Polymer concentration and properties of elastic turbulence in a von Karman swirling flow

We report detailed experimental studies of statistical, scaling, and spectral properties of elastic turbulence (ET) in a von Karman swirling flow between rotating and stationary disks of polymer solutions in a wide, from dilute to semidilute entangled, range of polymer concentrations phi. The main message of the investigation is that the variation of phi just weakly modifies statistical, scaling, and spectral properties of ET in a swirling flow. The qualitative difference between dilute and semidilute unentangled versus semidilute entangled polymer solutions is found in the dependence of the critical Weissenberg number Wi(c) of the elastic instability threshold on phi. The control parameter of the problem, the Weissenberg number Wi, is defined as the ratio of the nonlinear elastic stress to dissipation via linear stress relaxation and quantifies the degree of polymer stretching. The power-law scaling of the friction coefficient on Wi/Wi(c) characterizes the ET regime with the exponent independent of phi. The torque Gamma and pressure p power spectra show power-law decays with well-defined exponents, which has values independent of Wi and phi separately at 100 <= phi <= 900 ppm and 1600 <= phi <= 2300 ppm ranges.
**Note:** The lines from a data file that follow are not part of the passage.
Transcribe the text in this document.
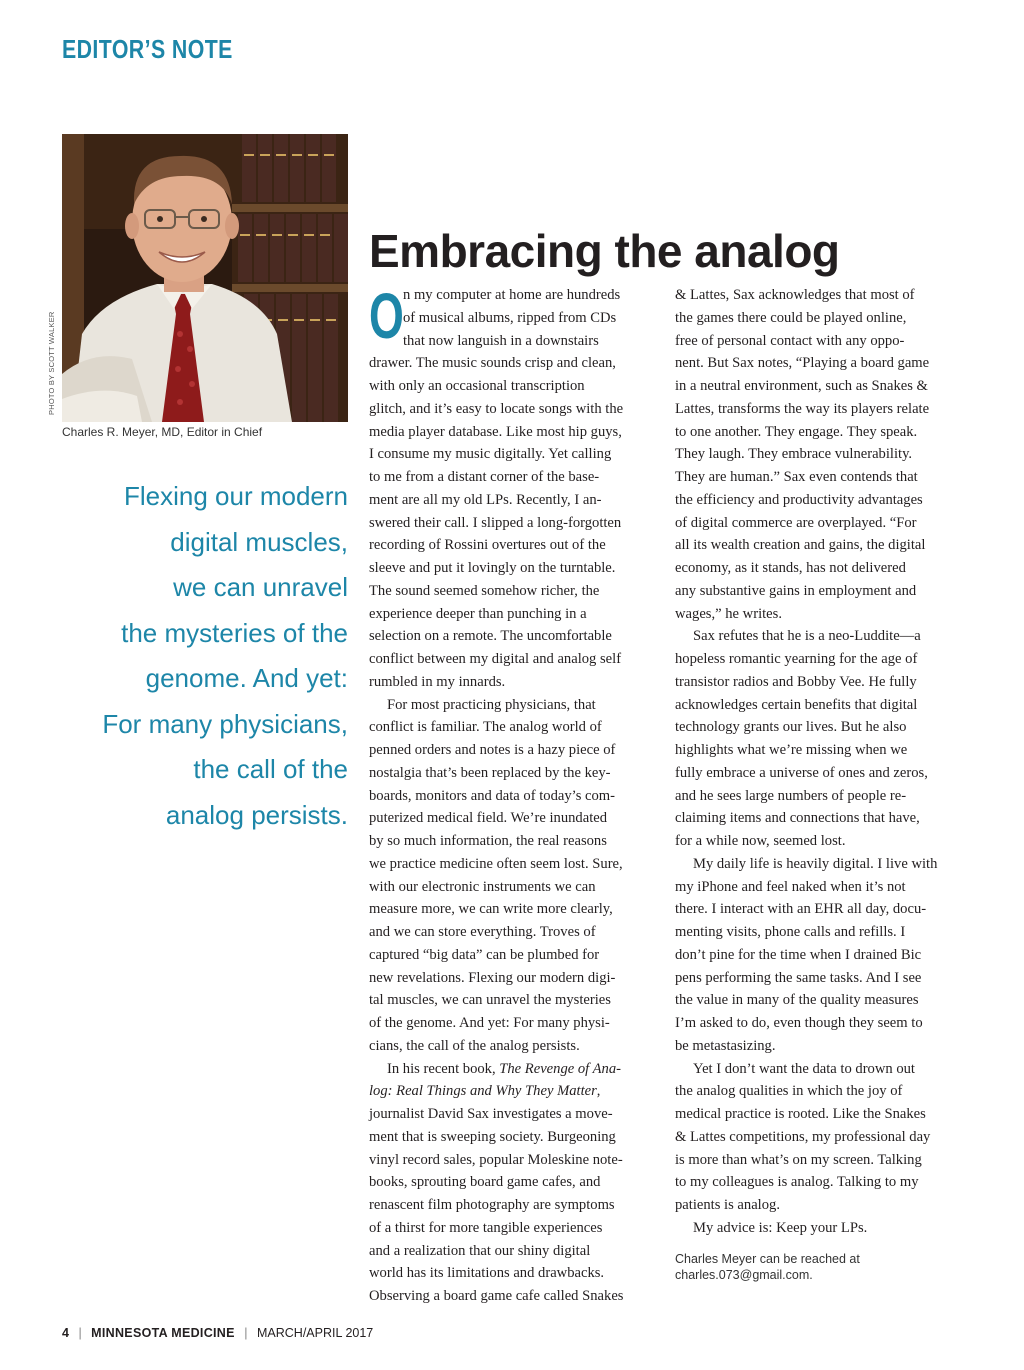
EDITOR’S NOTE
PHOTO BY SCOTT WALKER
Charles R. Meyer, MD, Editor in Chief
Flexing our modern
digital muscles,
we can unravel
the mysteries of the
genome. And yet:
For many physicians,
the call of the
analog persists.
Embracing the analog
O n my computer at home are hundreds
of musical albums, ripped from CDs
that now languish in a downstairs
drawer. The music sounds crisp and clean,
with only an occasional transcription
glitch, and it’s easy to locate songs with the
media player database. Like most hip guys,
I consume my music digitally. Yet calling
to me from a distant corner of the base-
ment are all my old LPs. Recently, I an-
swered their call. I slipped a long-forgotten
recording of Rossini overtures out of the
sleeve and put it lovingly on the turntable.
The sound seemed somehow richer, the
experience deeper than punching in a
selection on a remote. The uncomfortable
conflict between my digital and analog self
rumbled in my innards.
For most practicing physicians, that
conflict is familiar. The analog world of
penned orders and notes is a hazy piece of
nostalgia that’s been replaced by the key-
boards, monitors and data of today’s com-
puterized medical field. We’re inundated
by so much information, the real reasons
we practice medicine often seem lost. Sure,
with our electronic instruments we can
measure more, we can write more clearly,
and we can store everything. Troves of
captured “big data” can be plumbed for
new revelations. Flexing our modern digi-
tal muscles, we can unravel the mysteries
of the genome. And yet: For many physi-
cians, the call of the analog persists.
In his recent book, The Revenge of Ana-
log: Real Things and Why They Matter,
journalist David Sax investigates a move-
ment that is sweeping society. Burgeoning
vinyl record sales, popular Moleskine note-
books, sprouting board game cafes, and
renascent film photography are symptoms
of a thirst for more tangible experiences
and a realization that our shiny digital
world has its limitations and drawbacks.
Observing a board game cafe called Snakes
& Lattes, Sax acknowledges that most of
the games there could be played online,
free of personal contact with any oppo-
nent. But Sax notes, “Playing a board game
in a neutral environment, such as Snakes &
Lattes, transforms the way its players relate
to one another. They engage. They speak.
They laugh. They embrace vulnerability.
They are human.” Sax even contends that
the efficiency and productivity advantages
of digital commerce are overplayed. “For
all its wealth creation and gains, the digital
economy, as it stands, has not delivered
any substantive gains in employment and
wages,” he writes.
Sax refutes that he is a neo-Luddite—a
hopeless romantic yearning for the age of
transistor radios and Bobby Vee. He fully
acknowledges certain benefits that digital
technology grants our lives. But he also
highlights what we’re missing when we
fully embrace a universe of ones and zeros,
and he sees large numbers of people re-
claiming items and connections that have,
for a while now, seemed lost.
My daily life is heavily digital. I live with
my iPhone and feel naked when it’s not
there. I interact with an EHR all day, docu-
menting visits, phone calls and refills. I
don’t pine for the time when I drained Bic
pens performing the same tasks. And I see
the value in many of the quality measures
I’m asked to do, even though they seem to
be metastasizing.
Yet I don’t want the data to drown out
the analog qualities in which the joy of
medical practice is rooted. Like the Snakes
& Lattes competitions, my professional day
is more than what’s on my screen. Talking
to my colleagues is analog. Talking to my
patients is analog.
My advice is: Keep your LPs.
Charles Meyer can be reached at
charles.073@gmail.com.
4 | MINNESOTA MEDICINE | MARCH/APRIL 2017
Another unexpected observation is the presence of two types of the boundary layers, horizontal and vertical, distinguished by their role in the energy pumping and dissipation, which has width dependence on Wi and phi differs drastically. In the case of the vertical boundary layer near the driving disk, w(v)(v) is independent of Wi/Wi(c) and linearly decreases with phi/phi*, while in the case of the horizontal boundary layer w(v)(h) its width is independent of phi/phi*, linearly decreases with Wi/Wi(c), and is about five times smaller than w(v)(v). Moreover, these Wi and phi dependencies of the vertical and horizontal boundary layer widths are found in accordance with the inverse turbulent intensity calculated inside the boundary layers V-theta(h)/V-theta(hrms) and V-theta(v)/V-theta(vrms), respectively. Specifically, the dependence of V-theta(v)/V-theta(vrms) in the vertical boundary layer on Wi and phi agrees with a recent theoretical prediction [S. Belan, A. Chernych, and V. Lebedev, Boundary layer of elastic turbulence (unpublished)].